Department of Medicine, University of Chicago, Chicago, Illinois, USA.
Diabetes Care. 2011 Oct;34(10):2259-64. doi: 10.2337/dc11-0777. Epub 2011 Aug 11.
Experimental sleep deprivation is accompanied by changes in glucose regulation. However, the effects of chronic sleep insufficiency on insulin secretion and action in populations at high risk for type 2 diabetes are not known. This study examined the relationship between objectively documented habitual sleep curtailment and measures of insulin sensitivity, insulin secretion, and oral glucose tolerance in free-living adults with parental history of type 2 diabetes.
A total of 47 healthy participants with parental history of type 2 diabetes (26 female/21 male, mean [SD] age 26 [4] years and BMI 23.8 [2.5] kg/m(2)) completed 13 (SD = 2) days of sleep and physical activity monitoring by wrist actigraphy and waist accelerometry while following their usual lifestyle at home. Laboratory polysomnography was used to screen for sleep disorders. Indices of diabetes risk based on oral glucose tolerance tests were compared between participants with habitual short sleep and those with usual sleep duration >6 h/day.
Consistent with a behavioral pattern of habitual sleep curtailment, short sleepers obtained an average of 1.5 h less sleep per night and showed signs of increased sleep pressure. Participants who habitually curtailed their sleep had considerably higher indices of insulin resistance and increased insulin secretion but maintained normal glucose tolerance similar to that of subjects who slept more.

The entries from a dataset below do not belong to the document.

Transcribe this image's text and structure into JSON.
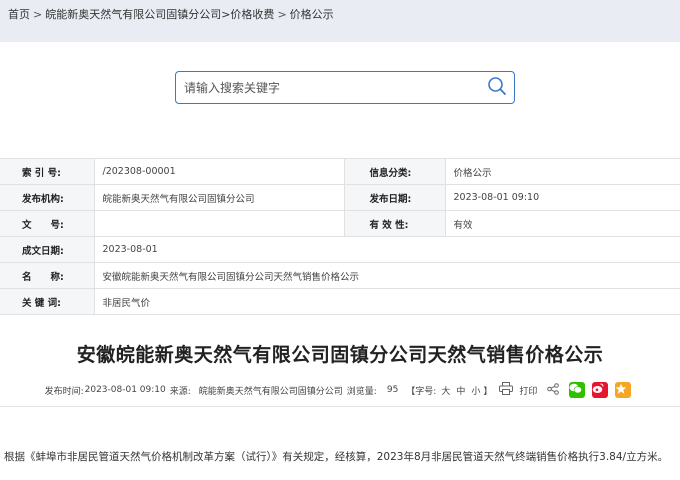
{
  "breadcrumb": {
    "home": "首页",
    "sep": ">",
    "level1": "皖能新奥天然气有限公司固镇分公司",
    "level2": ">价格收费",
    "level3": "价格公示"
  },
  "search": {
    "placeholder": "请输入搜索关键字"
  },
  "meta": {
    "index_label": "索 引 号:",
    "index_value": "/202308-00001",
    "category_label": "信息分类:",
    "category_value": "价格公示",
    "issuer_label": "发布机构:",
    "issuer_value": "皖能新奥天然气有限公司固镇分公司",
    "publish_date_label": "发布日期:",
    "publish_date_value": "2023-08-01 09:10",
    "docno_label": "文　　号:",
    "docno_value": "",
    "validity_label": "有 效 性:",
    "validity_value": "有效",
    "created_label": "成文日期:",
    "created_value": "2023-08-01",
    "name_label": "名　　称:",
    "name_value": "安徽皖能新奥天然气有限公司固镇分公司天然气销售价格公示",
    "keywords_label": "关 键 词:",
    "keywords_value": "非居民气价"
  },
  "article": {
    "title": "安徽皖能新奥天然气有限公司固镇分公司天然气销售价格公示",
    "published_label": "发布时间:",
    "published_value": "2023-08-01 09:10",
    "source_label": "来源:",
    "source_value": "皖能新奥天然气有限公司固镇分公司",
    "views_label": "浏览量:",
    "views_value": "95",
    "fontsize_open": "【字号:",
    "fontsize_large": "大",
    "fontsize_medium": "中",
    "fontsize_small": "小",
    "fontsize_close": "】",
    "print_label": "打印",
    "body": "根据《蚌埠市非居民管道天然气价格机制改革方案（试行）》有关规定，经核算，2023年8月非居民管道天然气终端销售价格执行3.84/立方米。"
  },
  "colors": {
    "breadcrumb_bg": "#e9edf3",
    "search_border": "#3b78c9",
    "wechat": "#2dc100",
    "weibo": "#e6162d",
    "qzone": "#f5a623"
  },
  "icons": {
    "search": "search-icon",
    "print": "printer-icon",
    "share": "share-icon",
    "wechat": "wechat-icon",
    "weibo": "weibo-icon",
    "qzone": "qzone-star-icon"
  }
}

Young lean adults with parental history of type 2 diabetes who habitually curtail their sleep have increased insulin resistance and compensatory hyperinsulinemia--a pattern that has been associated with higher risk of developing diabetes in such susceptible individuals.
实验性睡眠剥夺会伴随葡萄糖调节的变化。然而,慢性睡眠不足对 2 型糖尿病高危人群的胰岛素分泌和作用的影响尚不清楚。本研究旨在探讨在有 2 型糖尿病家族史的自由生活的成年人中,客观记录的习惯性睡眠限制与胰岛素敏感性、胰岛素分泌和口服葡萄糖耐量的测量值之间的关系。
共有 47 名有 2 型糖尿病家族史的健康参与者(26 名女性/21 名男性,平均[标准差]年龄 26[4]岁,BMI 23.8[2.5]kg/m²),在遵循其日常生活习惯的同时,完成了 13(标准差=2)天的手腕活动记录仪和腰部加速度计的睡眠和体力活动监测。实验室多导睡眠图用于筛查睡眠障碍。根据口服葡萄糖耐量试验得出的糖尿病风险指数在习惯性短睡眠者和通常睡眠持续时间>6 小时/天的参与者之间进行了比较。
与习惯性睡眠限制的行为模式一致,短睡眠者每晚平均少睡 1.5 小时,并表现出睡眠压力增加的迹象。习惯性限制睡眠的参与者胰岛素抵抗指数明显更高,胰岛素分泌增加,但与睡眠较多的受试者一样,葡萄糖耐量正常。
有 2 型糖尿病家族史的年轻瘦成年人如果习惯性地限制睡眠,会出现胰岛素抵抗和代偿性高胰岛素血症,这种模式与易感个体发生糖尿病的风险增加有关。